Do You Have What It Takes to Be a Teacher?

By Lindsey Novak

December 20, 2018 5 min read

Teaching is an honorable profession, one respected by the public, parents, students and the administration at each institution — at least, it should be. This is what everyone hopes for, but not all teachers are committed to helping students, just as not all school administrators are committed to supporting their teachers. Many enter professions with idealism and hope for success in the field, only to experience exhaustion, frustration or disappointment in their choices. While teaching is far from a "get-rich-quick" career, it can offer intrinsic value to those who desire more than money. Here is a candid look at experiences in varying states and diverse neighborhoods. Anonymity offers honest insights and opinions that may not have been heard otherwise. Every field, including teaching, has pros and cons, all of which can help people decide wisely.

A student teacher in Boulder, Colorado, loved teaching the children, and her positive experience was a wonderful introduction into teaching. She describes her first-graders as "interested in learning, helpful with each other and like 'flower' children." It was a peaceful community where the parents were involved, caring and willing to help their children succeed.

Onward to Alexandria, Virginia, where children were reared by many politically involved parents who ranked education a 10 (on a scale of 1 to 10). As one would expect from such a community, parents were socially and intellectually active, and the children were clearly products of their parents' values and involvement.

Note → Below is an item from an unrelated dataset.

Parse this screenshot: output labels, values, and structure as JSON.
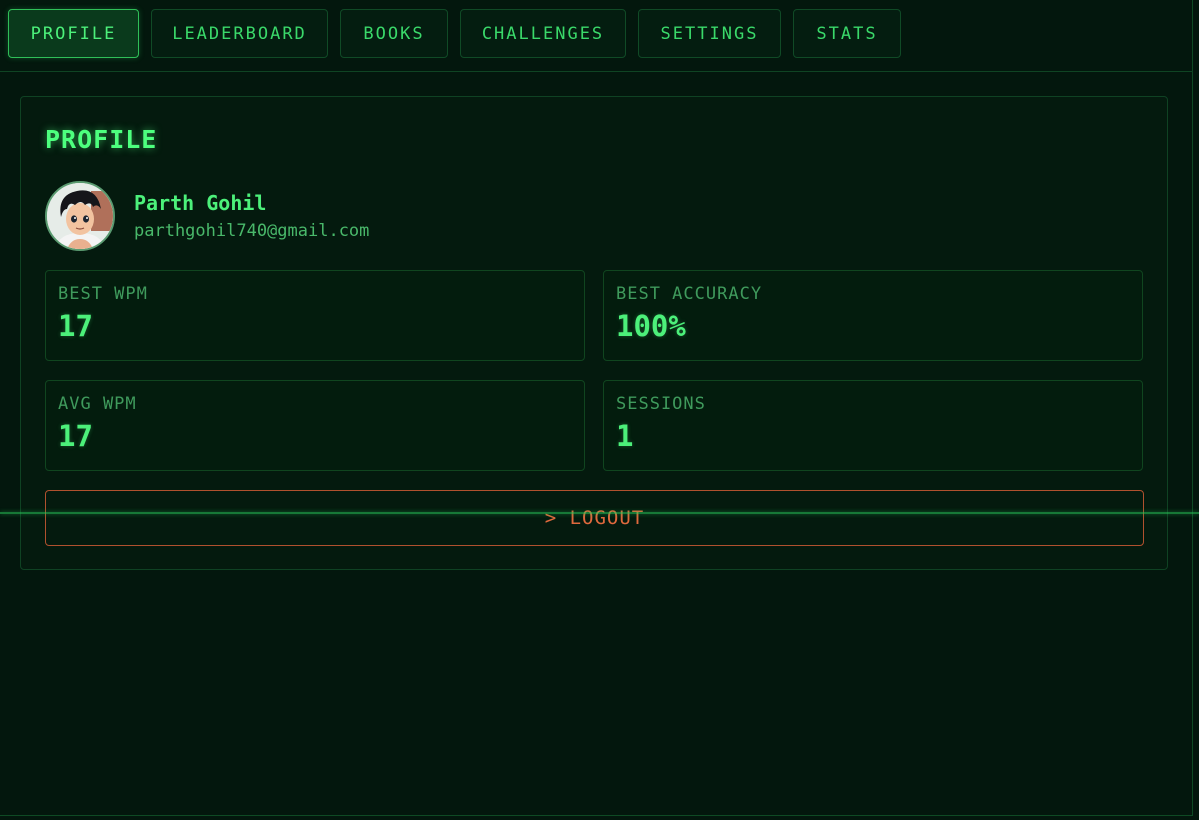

Chicago, with its diverse neighborhoods, produces quite varied experiences for teachers and students alike. One young man, a new elementary and junior high teacher, taught at both Montessori and Chicago Public Schools. As a full-time Montessori teacher, his students were "well-behaved, studious and diligent in their homework." Likewise, these students' parents, including a volunteer mother to help in the classroom, were "loving, involved, caring and positive."

This was a far cry from his year subbing eighth grade (12- to 13-year-olds) in the CPS inner-city school system. There, this dedicated teacher was faced with "rowdy, rambunctious, disrespectful and disinterested students." His CPS first-graders, however, were attentive and respectful. Somewhere between first grade and eighth grade, behavior saw serious change — change he could not correct. Since the money and the environment were less than he had expected or hoped for, he left to double his salary in the field of construction.

A female teacher lasted four years at CPS teaching 12- and 13-year-olds. She was committed to helping, but discovered that the principal expected teachers to handle situations themselves. She realized she was on her own. On parents day, she met with parents who were "noticeably drunk," "dressed and acted like prostitutes" and others who simply "didn't care." Each day, teachers were asked to sit with the children at lunchtime. When rough and tough students sat down next to the younger children, she was supposed to ask them to leave, but knew she would have no support from administrators. The older students were much bigger than she was, so she remained silent and let it slide. During her four years at CPS, she had one student in particular who touched her heart. The student was a 13-year-old girl, embarrassed by not being able to read, who had been passed through the school system even though she didn't earn it. The student asked if this teacher could tutor her after school. This was the teacher's chance to make a difference, so she agreed to teach the student on her own time. The student worked hard and learned how to read, and the teacher was proud of her contribution. Unfortunately, after a different student threatened to kill the teacher, she left not only the job, but also the school system.

Teaching can be immensely rewarding when teachers see the difference they make in students' lives. The question in this varied career is how dedicated the person is willing to be, how much sacrifice the person is willing to make and what kind of safety the teacher is willing to risk for the sake of helping students who want to learn amid the group of student naysayers to education. Onlookers complain about the field of education. Perhaps, lawmakers and parents need to attend their children's schools and ask themselves if they would be willing to make the same sacrifices teachers do.